Regarding the general model implementation, a German USLE formulation is used in place of the typical RUSLE formulation. Can the authors show time series data of the annual parameter inputs used? It would be helpful for the reader to know the distributions of the input values. I would also suggest a discussion on what impact this may have on the model, plus the consequences for comparing parameter values (e.g. ktc) with other studies given the parameter compensation effects.
What about stream initiation and transition to channelised flow? In WS, there are various ways to consider the stream channel initiation by digitizing channels or considering a flow accumulation threshold. I would recommend mentioning this.
L197: The word seasonal is ambiguous in this case. I would also suggest using a mathematical formulation for the C-factor, showing how the SLR is generated and combined with rainfall erosivity and at what time scale. It’s also of general interest to the reader to know what these SLR and C-factor values are for both arable and grassland, and how they change through time. The literature reference for the SLR formulation is also grey literature, so more details are justified.
L297-304: How does the calculation of likelihoods vary between temporal aggregations? For individual years is this done by comparing the time series or individual simulations?
L316-324: Can the authors justify the use of the median? This would assume an underestimation of the total sum due to the positively skewed nature of sediment yield, which would have obvious implications for watershed management. Typical applications of WaTEM/SEDEM are applied to the mean.
Results:
The results are in general concisely presented. However, the spatial analysis section is overly brief. Do the multiple model runs which were made to address equifinality not give significantly more spatial information in addition to the median? What is the spatial variability of the behavioural predictions? Only the median is currently given but arguably one of the advantages of multiple realisations in WS is that you can get some idea of the variability in the spatial patterns from acceptable simulations. This is also useful to know the added spatial information which can be achieved for land management.
Discussion:
A typical explanation for the lack of global ktc parameters is the existence of unconsidered processes. Is this the case, or is it more of an inadequacy to capture the system behaviour? Can the field data give insights on this?
L459-467: This is somewhat difficult to follow. Is including this uncertainty in the input parameters not the purpose of using GLUE?
“Conservation landscapes” is combining multiple physical characteristics of the agricultural watersheds together, which have differing roles in soil erosion and sediment delivery through on-site and off-site effects. Is it due to grassed areas or conservation tillage? Indeed, grassed areas are commonly applied in the model through land use elements and grass buffer strips.
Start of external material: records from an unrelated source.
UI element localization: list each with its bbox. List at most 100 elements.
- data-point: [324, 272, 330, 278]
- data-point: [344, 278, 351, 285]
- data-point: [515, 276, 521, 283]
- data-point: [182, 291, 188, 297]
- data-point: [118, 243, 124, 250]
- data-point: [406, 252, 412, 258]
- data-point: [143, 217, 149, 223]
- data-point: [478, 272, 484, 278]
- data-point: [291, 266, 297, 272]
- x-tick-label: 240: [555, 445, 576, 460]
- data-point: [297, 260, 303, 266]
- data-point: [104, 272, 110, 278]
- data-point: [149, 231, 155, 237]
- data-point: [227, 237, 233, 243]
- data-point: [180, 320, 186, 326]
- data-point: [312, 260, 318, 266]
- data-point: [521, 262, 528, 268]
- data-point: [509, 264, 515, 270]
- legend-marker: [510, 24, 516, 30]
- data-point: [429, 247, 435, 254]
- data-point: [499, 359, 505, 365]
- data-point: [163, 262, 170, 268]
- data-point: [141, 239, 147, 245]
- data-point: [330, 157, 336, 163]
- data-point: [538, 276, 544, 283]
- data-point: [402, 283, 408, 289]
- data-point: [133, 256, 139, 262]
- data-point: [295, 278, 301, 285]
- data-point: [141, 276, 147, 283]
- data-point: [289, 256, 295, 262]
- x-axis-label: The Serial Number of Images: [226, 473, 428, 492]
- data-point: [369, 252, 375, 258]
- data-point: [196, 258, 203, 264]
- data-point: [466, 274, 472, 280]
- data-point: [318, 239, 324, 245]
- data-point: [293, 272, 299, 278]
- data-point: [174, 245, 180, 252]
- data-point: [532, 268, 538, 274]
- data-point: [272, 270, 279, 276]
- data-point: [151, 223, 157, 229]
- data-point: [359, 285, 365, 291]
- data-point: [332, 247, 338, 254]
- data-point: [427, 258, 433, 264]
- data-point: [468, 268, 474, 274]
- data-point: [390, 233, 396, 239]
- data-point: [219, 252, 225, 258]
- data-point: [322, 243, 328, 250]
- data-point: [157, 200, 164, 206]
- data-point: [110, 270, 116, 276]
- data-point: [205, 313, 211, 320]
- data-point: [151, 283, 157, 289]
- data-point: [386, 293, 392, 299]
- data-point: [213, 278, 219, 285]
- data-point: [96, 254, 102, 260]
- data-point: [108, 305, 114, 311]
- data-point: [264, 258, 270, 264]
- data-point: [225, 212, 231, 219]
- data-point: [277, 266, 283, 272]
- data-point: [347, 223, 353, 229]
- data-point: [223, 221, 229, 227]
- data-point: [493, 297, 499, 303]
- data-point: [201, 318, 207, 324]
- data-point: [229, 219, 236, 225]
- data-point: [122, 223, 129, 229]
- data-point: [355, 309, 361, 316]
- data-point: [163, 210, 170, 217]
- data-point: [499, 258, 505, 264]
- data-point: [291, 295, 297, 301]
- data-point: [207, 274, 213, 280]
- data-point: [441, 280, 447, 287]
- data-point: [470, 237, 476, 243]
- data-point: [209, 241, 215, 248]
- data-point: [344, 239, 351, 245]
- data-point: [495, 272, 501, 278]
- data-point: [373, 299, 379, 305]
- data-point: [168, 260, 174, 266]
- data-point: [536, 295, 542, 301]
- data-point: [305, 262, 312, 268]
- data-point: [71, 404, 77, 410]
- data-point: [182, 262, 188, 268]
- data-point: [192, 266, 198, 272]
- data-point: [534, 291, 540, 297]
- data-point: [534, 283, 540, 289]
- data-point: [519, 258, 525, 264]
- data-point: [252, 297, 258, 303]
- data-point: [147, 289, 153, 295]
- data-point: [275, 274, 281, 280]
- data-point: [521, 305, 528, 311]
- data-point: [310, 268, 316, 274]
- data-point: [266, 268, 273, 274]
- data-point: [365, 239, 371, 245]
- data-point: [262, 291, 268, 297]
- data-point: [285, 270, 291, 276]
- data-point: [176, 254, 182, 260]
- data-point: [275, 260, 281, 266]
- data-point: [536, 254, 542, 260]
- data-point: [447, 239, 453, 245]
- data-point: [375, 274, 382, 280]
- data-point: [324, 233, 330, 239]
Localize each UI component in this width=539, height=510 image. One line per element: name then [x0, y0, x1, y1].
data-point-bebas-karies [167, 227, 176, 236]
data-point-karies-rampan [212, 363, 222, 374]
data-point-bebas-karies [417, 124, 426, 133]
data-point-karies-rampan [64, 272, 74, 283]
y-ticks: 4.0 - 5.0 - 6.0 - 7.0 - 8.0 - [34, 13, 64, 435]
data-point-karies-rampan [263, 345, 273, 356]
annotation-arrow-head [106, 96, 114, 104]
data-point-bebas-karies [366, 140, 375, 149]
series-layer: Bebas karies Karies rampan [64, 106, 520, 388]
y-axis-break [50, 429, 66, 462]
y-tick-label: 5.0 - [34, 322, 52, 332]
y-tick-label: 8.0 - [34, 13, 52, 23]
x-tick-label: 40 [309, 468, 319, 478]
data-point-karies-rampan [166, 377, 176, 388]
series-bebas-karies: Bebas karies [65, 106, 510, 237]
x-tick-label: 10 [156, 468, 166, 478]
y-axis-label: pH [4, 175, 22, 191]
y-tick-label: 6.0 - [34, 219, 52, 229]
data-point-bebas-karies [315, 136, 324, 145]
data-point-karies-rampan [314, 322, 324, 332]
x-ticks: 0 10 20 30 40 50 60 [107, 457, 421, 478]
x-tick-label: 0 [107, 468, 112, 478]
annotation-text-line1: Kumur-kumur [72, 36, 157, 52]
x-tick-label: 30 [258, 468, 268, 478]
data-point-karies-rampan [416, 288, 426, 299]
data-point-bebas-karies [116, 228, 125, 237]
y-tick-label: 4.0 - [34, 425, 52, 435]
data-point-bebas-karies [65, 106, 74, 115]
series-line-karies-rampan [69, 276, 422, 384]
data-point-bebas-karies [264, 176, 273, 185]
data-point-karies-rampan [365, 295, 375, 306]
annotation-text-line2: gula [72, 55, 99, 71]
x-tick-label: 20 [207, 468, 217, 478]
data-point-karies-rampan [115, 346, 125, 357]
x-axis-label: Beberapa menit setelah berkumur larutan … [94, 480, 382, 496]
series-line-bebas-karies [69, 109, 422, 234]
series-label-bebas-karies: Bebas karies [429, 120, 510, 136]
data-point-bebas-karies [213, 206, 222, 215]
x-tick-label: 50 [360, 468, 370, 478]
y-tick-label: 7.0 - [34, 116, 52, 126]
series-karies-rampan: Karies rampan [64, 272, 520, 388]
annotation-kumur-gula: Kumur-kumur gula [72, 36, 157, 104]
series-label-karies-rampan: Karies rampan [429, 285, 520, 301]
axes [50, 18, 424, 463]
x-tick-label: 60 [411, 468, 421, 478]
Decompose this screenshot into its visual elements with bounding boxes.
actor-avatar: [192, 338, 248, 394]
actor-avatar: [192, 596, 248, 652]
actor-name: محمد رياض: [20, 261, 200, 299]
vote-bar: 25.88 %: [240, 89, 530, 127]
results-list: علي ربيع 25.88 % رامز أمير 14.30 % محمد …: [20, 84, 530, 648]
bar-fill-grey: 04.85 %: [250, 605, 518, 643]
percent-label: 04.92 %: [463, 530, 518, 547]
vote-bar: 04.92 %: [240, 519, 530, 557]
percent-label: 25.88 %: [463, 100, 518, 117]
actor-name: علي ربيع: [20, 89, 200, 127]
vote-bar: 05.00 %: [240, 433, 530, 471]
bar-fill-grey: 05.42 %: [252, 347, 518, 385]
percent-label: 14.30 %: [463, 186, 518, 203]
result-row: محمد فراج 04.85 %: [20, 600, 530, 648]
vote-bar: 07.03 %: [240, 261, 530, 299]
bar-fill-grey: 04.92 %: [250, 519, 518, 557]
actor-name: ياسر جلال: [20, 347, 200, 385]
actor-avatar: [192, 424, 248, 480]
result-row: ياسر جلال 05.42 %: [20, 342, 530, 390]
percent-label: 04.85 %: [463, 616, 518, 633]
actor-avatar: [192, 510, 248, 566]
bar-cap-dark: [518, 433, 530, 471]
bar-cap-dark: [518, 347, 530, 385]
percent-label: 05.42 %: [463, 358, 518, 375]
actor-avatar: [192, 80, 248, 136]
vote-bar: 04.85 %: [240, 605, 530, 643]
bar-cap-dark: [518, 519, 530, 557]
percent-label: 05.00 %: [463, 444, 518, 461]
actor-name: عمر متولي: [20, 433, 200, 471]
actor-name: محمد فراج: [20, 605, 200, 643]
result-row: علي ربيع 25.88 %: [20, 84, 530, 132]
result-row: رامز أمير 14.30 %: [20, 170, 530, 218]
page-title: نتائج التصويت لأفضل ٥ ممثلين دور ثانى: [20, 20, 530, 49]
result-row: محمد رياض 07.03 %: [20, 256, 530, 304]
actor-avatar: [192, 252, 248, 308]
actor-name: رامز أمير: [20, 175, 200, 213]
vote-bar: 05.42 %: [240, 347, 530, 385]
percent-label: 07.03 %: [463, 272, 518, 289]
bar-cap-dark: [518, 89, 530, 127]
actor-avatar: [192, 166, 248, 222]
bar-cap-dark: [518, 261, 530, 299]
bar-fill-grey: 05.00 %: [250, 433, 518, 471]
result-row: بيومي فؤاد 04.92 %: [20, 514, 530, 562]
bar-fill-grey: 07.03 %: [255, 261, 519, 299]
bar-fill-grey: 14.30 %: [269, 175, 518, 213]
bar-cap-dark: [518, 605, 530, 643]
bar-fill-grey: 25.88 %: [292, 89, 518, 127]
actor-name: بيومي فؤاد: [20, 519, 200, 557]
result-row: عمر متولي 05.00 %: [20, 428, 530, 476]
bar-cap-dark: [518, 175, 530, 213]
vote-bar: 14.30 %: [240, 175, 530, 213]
So one could argue that they are indeed commonly applied in the model, but the impacts of conservation tillage on erosion and overland flow generation less so. It would help to separate conservation landscapes into their specific elements.
Can the authors elaborate on the effect of using the USLE formulation for Germany versus the typical RUSLE formulation used in WaTEM/SEDEM. Indeed I expect the model to be better calibrated for Germany agri-environmental conditions on which it was developed, however there are differences compared to the RUSLE formulation which are worthwhile to mention.
Conclusion:
L584-585: I didn’t see this point addressed in the manuscript. Is it not the case that the gross erosion estimates from the USLE factors overestimate the rates based on the most likely error surface values?